I wish I could say that years ago I really understood young cocaine users, being young myself, but the reality is that, like the rest, I suffered them. I didn’t understand them at all, didn’t approve, and found it an aberration that there were swarms of admirers, fans, and cultists ready to support, justify, and glorify them. Those… cheaters, unfair mystifiers.
It wasn’t that they were weak, the problem; each of us has weaknesses, fragilities. I suffered the fact that they were corruptible, surrendering.
They didn’t give in out of weakness, but vanity, to feel competitive not with the real world, with models existing only in the songs of unschooled rappers, without parents, raised with the myth of money and fame; people who don’t know who Socrates or Aristotle are, and who idolize Scarface and Rocky. I suffered those young people, fallen for the childish delusion of finding an alternative to themselves, a better, nicer, more fun, brighter version; a crystallized version of the qualities they wished for but didn’t have.

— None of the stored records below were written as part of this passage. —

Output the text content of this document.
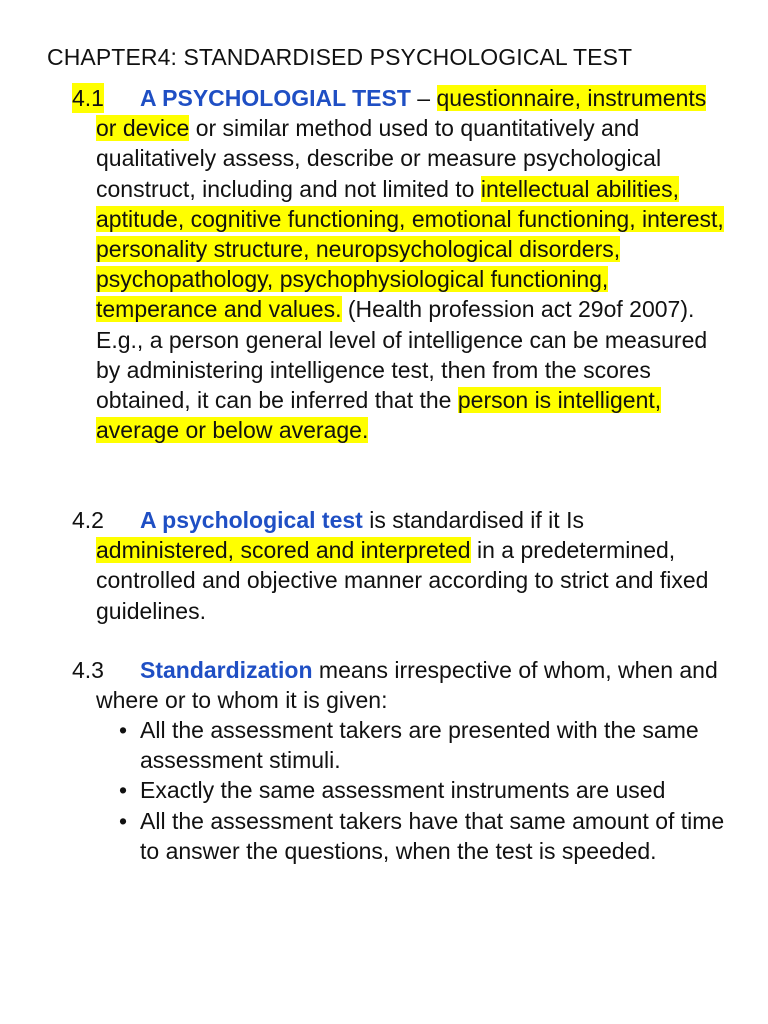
CHAPTER4: STANDARDISED PSYCHOLOGICAL TEST
4.1 A PSYCHOLOGIAL TEST – questionnaire, instruments or device or similar method used to quantitatively and qualitatively assess, describe or measure psychological construct, including and not limited to intellectual abilities, aptitude, cognitive functioning, emotional functioning, interest, personality structure, neuropsychological disorders, psychopathology, psychophysiological functioning, temperance and values. (Health profession act 29of 2007). E.g., a person general level of intelligence can be measured by administering intelligence test, then from the scores obtained, it can be inferred that the person is intelligent, average or below average.
4.2 A psychological test is standardised if it Is administered, scored and interpreted in a predetermined, controlled and objective manner according to strict and fixed guidelines.
4.3 Standardization means irrespective of whom, when and where or to whom it is given:
• All the assessment takers are presented with the same assessment stimuli.
• Exactly the same assessment instruments are used
• All the assessment takers have that same amount of time to answer the questions, when the test is speeded.
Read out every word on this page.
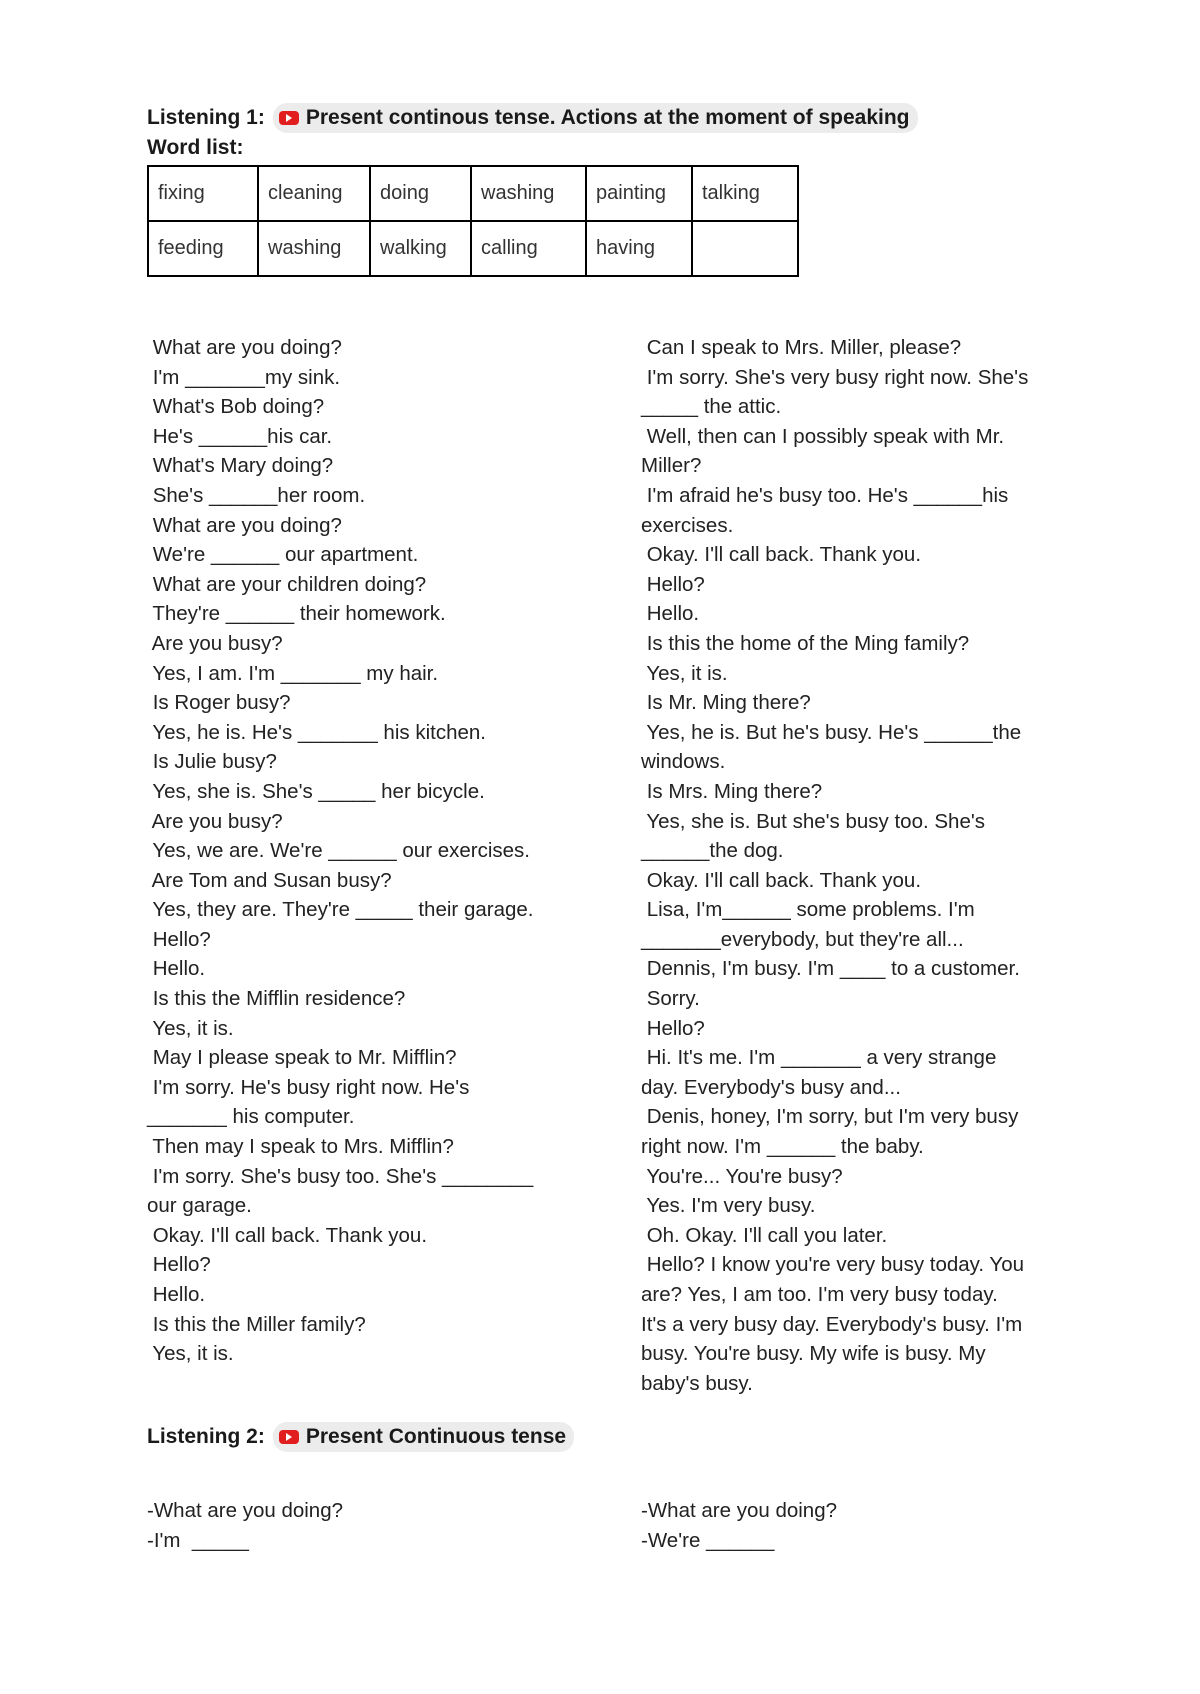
Listening 1: Present continous tense. Actions at the moment of speaking
Word list:
fixing	cleaning	doing	washing	painting	talking
feeding	washing	walking	calling	having	
What are you doing?
I'm _______my sink.
What's Bob doing?
He's ______his car.
What's Mary doing?
She's ______her room.
What are you doing?
We're ______ our apartment.
What are your children doing?
They're ______ their homework.
Are you busy?
Yes, I am. I'm _______ my hair.
Is Roger busy?
Yes, he is. He's _______ his kitchen.
Is Julie busy?
Yes, she is. She's _____ her bicycle.
Are you busy?
Yes, we are. We're ______ our exercises.
Are Tom and Susan busy?
Yes, they are. They're _____ their garage.
Hello?
Hello.
Is this the Mifflin residence?
Yes, it is.
May I please speak to Mr. Mifflin?
I'm sorry. He's busy right now. He's
_______ his computer.
Then may I speak to Mrs. Mifflin?
I'm sorry. She's busy too. She's ________
our garage.
Okay. I'll call back. Thank you.
Hello?
Hello.
Is this the Miller family?
Yes, it is.
Can I speak to Mrs. Miller, please?
I'm sorry. She's very busy right now. She's
_____ the attic.
Well, then can I possibly speak with Mr.
Miller?
I'm afraid he's busy too. He's ______his
exercises.
Okay. I'll call back. Thank you.
Hello?
Hello.
Is this the home of the Ming family?
Yes, it is.
Is Mr. Ming there?
Yes, he is. But he's busy. He's ______the
windows.
Is Mrs. Ming there?
Yes, she is. But she's busy too. She's
______the dog.
Okay. I'll call back. Thank you.
Lisa, I'm______ some problems. I'm
_______everybody, but they're all...
Dennis, I'm busy. I'm ____ to a customer.
Sorry.
Hello?
Hi. It's me. I'm _______ a very strange
day. Everybody's busy and...
Denis, honey, I'm sorry, but I'm very busy
right now. I'm ______ the baby.
You're... You're busy?
Yes. I'm very busy.
Oh. Okay. I'll call you later.
Hello? I know you're very busy today. You
are? Yes, I am too. I'm very busy today.
It's a very busy day. Everybody's busy. I'm
busy. You're busy. My wife is busy. My
baby's busy.
Listening 2: Present Continuous tense
-What are you doing?
-I'm  _____
-What are you doing?
-We're ______
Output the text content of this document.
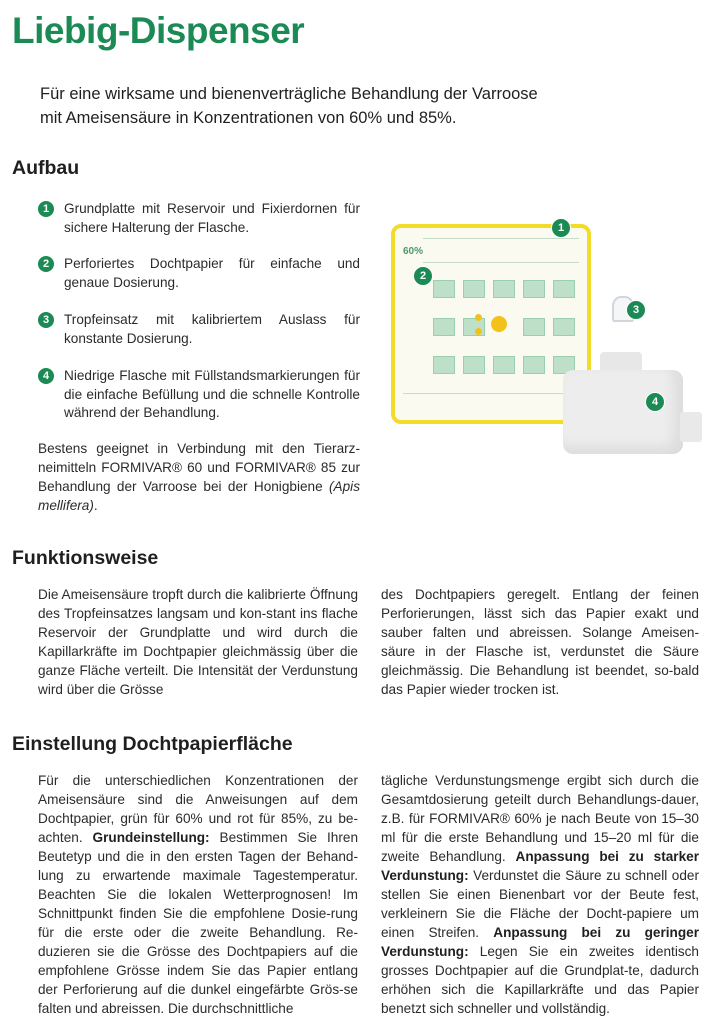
Liebig-Dispenser
Für eine wirksame und bienenverträgliche Behandlung der Varroose
mit Ameisensäure in Konzentrationen von 60% und 85%.
Aufbau
1	Grundplatte mit Reservoir und Fixierdornen für sichere Halterung der Flasche.
2	Perforiertes Dochtpapier für einfache und genaue Dosierung.
3	Tropfeinsatz mit kalibriertem Auslass für konstante Dosierung.
4	Niedrige Flasche mit Füllstandsmarkierungen für die einfache Befüllung und die schnelle Kontrolle während der Behandlung.
Bestens geeignet in Verbindung mit den Tierarz-neimitteln FORMIVAR® 60 und FORMIVAR® 85 zur Behandlung der Varroose bei der Honigbiene (Apis mellifera).
60%
1
2
3
4
Funktionsweise
Die Ameisensäure tropft durch die kalibrierte Öffnung des Tropfeinsatzes langsam und kon-stant ins flache Reservoir der Grundplatte und wird durch die Kapillarkräfte im Dochtpapier gleichmässig über die ganze Fläche verteilt. Die Intensität der Verdunstung wird über die Grösse
des Dochtpapiers geregelt. Entlang der feinen Perforierungen, lässt sich das Papier exakt und sauber falten und abreissen. Solange Ameisen-säure in der Flasche ist, verdunstet die Säure gleichmässig. Die Behandlung ist beendet, so-bald das Papier wieder trocken ist.
Einstellung Dochtpapierfläche
Für die unterschiedlichen Konzentrationen der Ameisensäure sind die Anweisungen auf dem Dochtpapier, grün für 60% und rot für 85%, zu be-achten. Grundeinstellung: Bestimmen Sie Ihren Beutetyp und die in den ersten Tagen der Behand-lung zu erwartende maximale Tagestemperatur. Beachten Sie die lokalen Wetterprognosen! Im Schnittpunkt finden Sie die empfohlene Dosie-rung für die erste oder die zweite Behandlung. Re-duzieren sie die Grösse des Dochtpapiers auf die empfohlene Grösse indem Sie das Papier entlang der Perforierung auf die dunkel eingefärbte Grös-se falten und abreissen. Die durchschnittliche
tägliche Verdunstungsmenge ergibt sich durch die Gesamtdosierung geteilt durch Behandlungs-dauer, z.B. für FORMIVAR® 60% je nach Beute von 15–30 ml für die erste Behandlung und 15–20 ml für die zweite Behandlung. Anpassung bei zu starker Verdunstung: Verdunstet die Säure zu schnell oder stellen Sie einen Bienenbart vor der Beute fest, verkleinern Sie die Fläche der Docht-papiere um einen Streifen. Anpassung bei zu geringer Verdunstung: Legen Sie ein zweites identisch grosses Dochtpapier auf die Grundplat-te, dadurch erhöhen sich die Kapillarkräfte und das Papier benetzt sich schneller und vollständig.
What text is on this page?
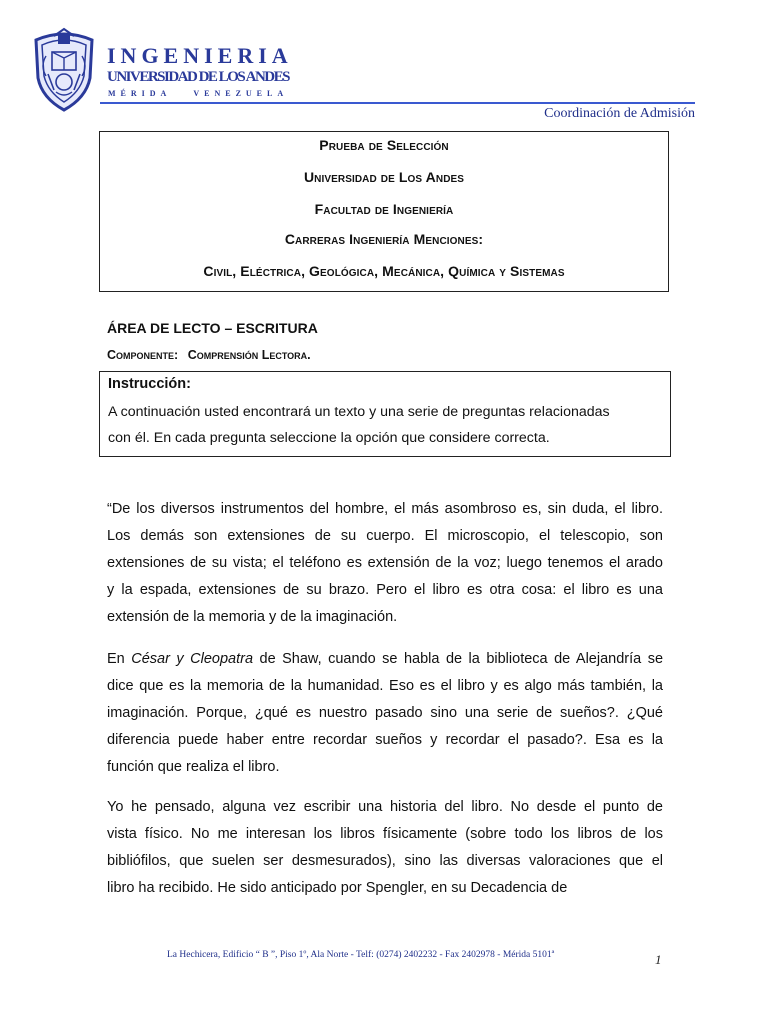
INGENIERIA
UNIVERSIDAD DE LOS ANDES
MÉRIDA	VENEZUELA
Coordinación de Admisión
Prueba de Selección
Universidad de Los Andes
Facultad de Ingeniería
Carreras Ingeniería Menciones:
Civil, Eléctrica, Geológica, Mecánica, Química y Sistemas
ÁREA DE LECTO – ESCRITURA
Componente: Comprensión Lectora.
Instrucción:
A continuación usted encontrará un texto y una serie de preguntas relacionadas
con él. En cada pregunta seleccione la opción que considere correcta.
“De los diversos instrumentos del hombre, el más asombroso es, sin duda, el libro.
Los demás son extensiones de su cuerpo. El microscopio, el telescopio, son
extensiones de su vista; el teléfono es extensión de la voz; luego tenemos el arado
y la espada, extensiones de su brazo. Pero el libro es otra cosa: el libro es una
extensión de la memoria y de la imaginación.
En César y Cleopatra de Shaw, cuando se habla de la biblioteca de Alejandría se
dice que es la memoria de la humanidad. Eso es el libro y es algo más también, la
imaginación. Porque, ¿qué es nuestro pasado sino una serie de sueños?. ¿Qué
diferencia puede haber entre recordar sueños y recordar el pasado?. Esa es la
función que realiza el libro.
Yo he pensado, alguna vez escribir una historia del libro. No desde el punto de
vista físico. No me interesan los libros físicamente (sobre todo los libros de los
bibliófilos, que suelen ser desmesurados), sino las diversas valoraciones que el
libro ha recibido. He sido anticipado por Spengler, en su Decadencia de
La Hechicera, Edificio “ B ”, Piso 1º, Ala Norte - Telf: (0274) 2402232 - Fax 2402978 - Mérida 5101ª	1
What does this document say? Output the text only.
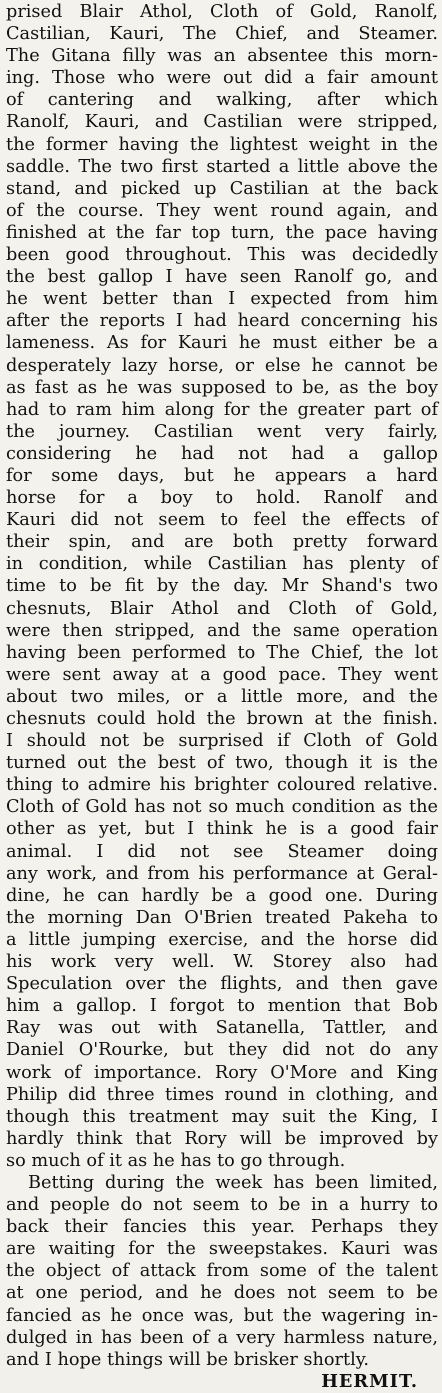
prised Blair Athol, Cloth of Gold, Ranolf,
Castilian, Kauri, The Chief, and Steamer.
The Gitana filly was an absentee this morn-
ing. Those who were out did a fair amount
of cantering and walking, after which
Ranolf, Kauri, and Castilian were stripped,
the former having the lightest weight in the
saddle. The two first started a little above the
stand, and picked up Castilian at the back
of the course. They went round again, and
finished at the far top turn, the pace having
been good throughout. This was decidedly
the best gallop I have seen Ranolf go, and
he went better than I expected from him
after the reports I had heard concerning his
lameness. As for Kauri he must either be a
desperately lazy horse, or else he cannot be
as fast as he was supposed to be, as the boy
had to ram him along for the greater part of
the journey. Castilian went very fairly,
considering he had not had a gallop
for some days, but he appears a hard
horse for a boy to hold. Ranolf and
Kauri did not seem to feel the effects of
their spin, and are both pretty forward
in condition, while Castilian has plenty of
time to be fit by the day. Mr Shand's two
chesnuts, Blair Athol and Cloth of Gold,
were then stripped, and the same operation
having been performed to The Chief, the lot
were sent away at a good pace. They went
about two miles, or a little more, and the
chesnuts could hold the brown at the finish.
I should not be surprised if Cloth of Gold
turned out the best of two, though it is the
thing to admire his brighter coloured relative.
Cloth of Gold has not so much condition as the
other as yet, but I think he is a good fair
animal. I did not see Steamer doing
any work, and from his performance at Geral-
dine, he can hardly be a good one. During
the morning Dan O'Brien treated Pakeha to
a little jumping exercise, and the horse did
his work very well. W. Storey also had
Speculation over the flights, and then gave
him a gallop. I forgot to mention that Bob
Ray was out with Satanella, Tattler, and
Daniel O'Rourke, but they did not do any
work of importance. Rory O'More and King
Philip did three times round in clothing, and
though this treatment may suit the King, I
hardly think that Rory will be improved by
so much of it as he has to go through.

Betting during the week has been limited,
and people do not seem to be in a hurry to
back their fancies this year. Perhaps they
are waiting for the sweepstakes. Kauri was
the object of attack from some of the talent
at one period, and he does not seem to be
fancied as he once was, but the wagering in-
dulged in has been of a very harmless nature,
and I hope things will be brisker shortly.

HERMIT.
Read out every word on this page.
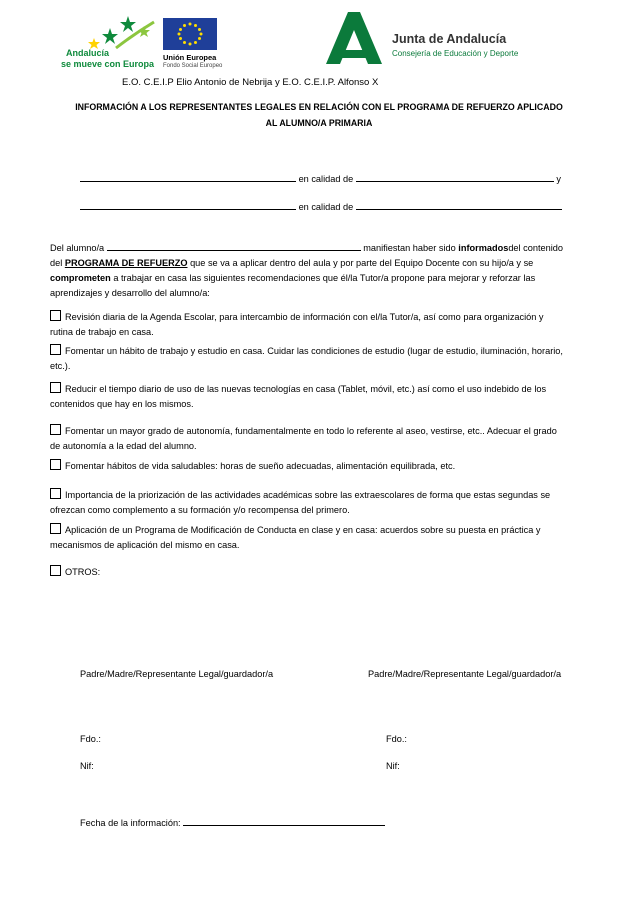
Andalucía
se mueve con Europa
Unión Europea
Fondo Social Europeo
Junta de Andalucía
Consejería de Educación y Deporte
E.O. C.E.I.P Elio Antonio de Nebrija y E.O. C.E.I.P. Alfonso X
INFORMACIÓN A LOS REPRESENTANTES LEGALES EN RELACIÓN CON EL PROGRAMA DE REFUERZO APLICADO
AL ALUMNO/A PRIMARIA
en calidad de	y
en calidad de
Del alumno/a	manifiestan haber sido informadosdel contenido
del PROGRAMA DE REFUERZO que se va a aplicar dentro del aula y por parte del Equipo Docente con su hijo/a y se
comprometen a trabajar en casa las siguientes recomendaciones que él/la Tutor/a propone para mejorar y reforzar las
aprendizajes y desarrollo del alumno/a:
Revisión diaria de la Agenda Escolar, para intercambio de información con el/la Tutor/a, así como para organización y
rutina de trabajo en casa.
Fomentar un hábito de trabajo y estudio en casa. Cuidar las condiciones de estudio (lugar de estudio, iluminación, horario,
etc.).
Reducir el tiempo diario de uso de las nuevas tecnologías en casa (Tablet, móvil, etc.) así como el uso indebido de los
contenidos que hay en los mismos.
Fomentar un mayor grado de autonomía, fundamentalmente en todo lo referente al aseo, vestirse, etc.. Adecuar el grado
de autonomía a la edad del alumno.
Fomentar hábitos de vida saludables: horas de sueño adecuadas, alimentación equilibrada, etc.
Importancia de la priorización de las actividades académicas sobre las extraescolares de forma que estas segundas se
ofrezcan como complemento a su formación y/o recompensa del primero.
Aplicación de un Programa de Modificación de Conducta en clase y en casa: acuerdos sobre su puesta en práctica y
mecanismos de aplicación del mismo en casa.
OTROS:
Padre/Madre/Representante Legal/guardador/a	Padre/Madre/Representante Legal/guardador/a
Fdo.:	Fdo.:
Nif:	Nif:
Fecha de la información:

That version doesn’t exist, someone should teach them; that version, if it existed, would never beat, in quality, the worst version of their true self, assuming they had the determination not to resemble a stereotype, a cliché, the character they play. Assuming they had the courage to show themselves to others, as they shamelessly show those masks.
Instead, they hide the best side, their being ‘people,’ forcing us to deal with their roles.
I thought about how splendid certain men would be, without feeling forced to shine with artificial light. I think of certain singers, certain artists, but also people who never became famous.
Many of them, how beautiful and splendid they could have become, might never have discovered it, not even by becoming beautiful and splendid like diamonds, because not everyone knows how to appreciate beauty, even in themselves; many are too humble, insensitive, or simply unaccustomed to handling precious stones.
That’s why they prefer dust to stones: to be champions of their unnatural ugliness, no longer performers of the best possible self, but of the perverse grin of the monkey on their shoulder.
By the way, did I already tell you I’m in favor of legalizing all drugs? Let’s talk about that another night.